35 Counsel for Hanave sought to focus on events after Hanave's purchase of the property from another perspective. It was submitted that because Barbara's Storehouse left shops 1 and 2 and moved to a smaller shop within eight months of the date of the contract, and then a further four months later ceased to pay any rent, it was appropriate not only to have regard to these events but also to discount entirely the rents reserved under the lease to the extent they exceeded market rents. The relevant valuation, it was submitted, was that based on the market rents and reference was made to the judgment of Lehane J in Flemington v Raine & Horne (1997) 148 ALR 271 especially at 311. Barlow's valuation on this basis was $1,306,958 and Howse's was $1,367,769. That approach, however, appears to ignore entirely the existence of the leases requiring the payment of rents in excess of the market rents.

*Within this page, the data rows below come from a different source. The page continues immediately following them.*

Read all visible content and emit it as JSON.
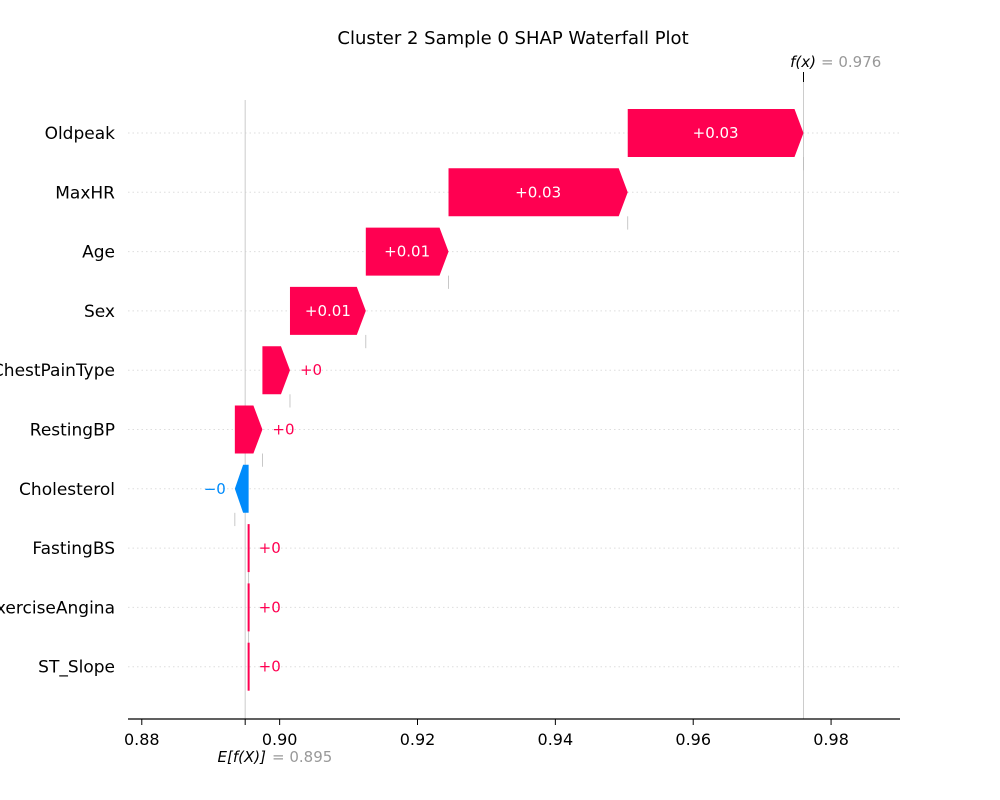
{
  "colors": {
    "positive": "#ff0051",
    "negative": "#008bfb",
    "muted": "#999999",
    "text": "#000000"
  },
  "chart_data": {
    "type": "waterfall",
    "title": "Cluster 2 Sample 0 SHAP Waterfall Plot",
    "xlim": [
      0.878,
      0.99
    ],
    "xticks": [
      0.88,
      0.9,
      0.92,
      0.94,
      0.96,
      0.98
    ],
    "xtick_labels": [
      "0.88",
      "0.90",
      "0.92",
      "0.94",
      "0.96",
      "0.98"
    ],
    "base_value": 0.895,
    "base_label_prefix": "E[f(X)]",
    "base_label_value": "= 0.895",
    "output_value": 0.976,
    "output_label_prefix": "f(x)",
    "output_label_value": "= 0.976",
    "features": [
      {
        "name": "Oldpeak",
        "start": 0.9505,
        "end": 0.976,
        "label": "+0.03"
      },
      {
        "name": "MaxHR",
        "start": 0.9245,
        "end": 0.9505,
        "label": "+0.03"
      },
      {
        "name": "Age",
        "start": 0.9125,
        "end": 0.9245,
        "label": "+0.01"
      },
      {
        "name": "Sex",
        "start": 0.9015,
        "end": 0.9125,
        "label": "+0.01"
      },
      {
        "name": "ChestPainType",
        "start": 0.8975,
        "end": 0.9015,
        "label": "+0"
      },
      {
        "name": "RestingBP",
        "start": 0.8935,
        "end": 0.8975,
        "label": "+0"
      },
      {
        "name": "Cholesterol",
        "start": 0.8955,
        "end": 0.8935,
        "label": "−0"
      },
      {
        "name": "FastingBS",
        "start": 0.8955,
        "end": 0.8955,
        "label": "+0"
      },
      {
        "name": "ExerciseAngina",
        "start": 0.8955,
        "end": 0.8955,
        "label": "+0"
      },
      {
        "name": "ST_Slope",
        "start": 0.8955,
        "end": 0.8955,
        "label": "+0"
      }
    ]
  }
}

36 Some balance has to be struck between the approaches of the two valuers in determining Hanave's loss, though there is an element of imprecision in that balancing process: see Spencer v The Commonwealth (1907) 5 CLR 418 at 442, and Magenta Nominees Pty Ltd v Richard Ellis (Western Australia) Pty Ltd [1995] FCA 671. I assess the loss suffered by Hanave as $750,000. Damages in this sum should be awarded.
Costs
37 On one view order 4 made by the Full Court deals with the costs of the hearing before me to the point where I gave judgment on 31 August 1998. Thus, on that view, the only costs in relation to the cross-claim, in which the cross-claimants have substantially succeeded, I need to consider would be the costs of the directions hearing on 6 May 1999 and the preparation of the written submissions. However the cross-claimants have sought an opportunity to make submissions on costs. Any such submissions, from any party, should be filed and served within 21 days of today.
I certify that the preceding thirty seven (37) numbered paragraphs are a true copy of the Reasons for Judgment herein of the Honourable Justice Moore.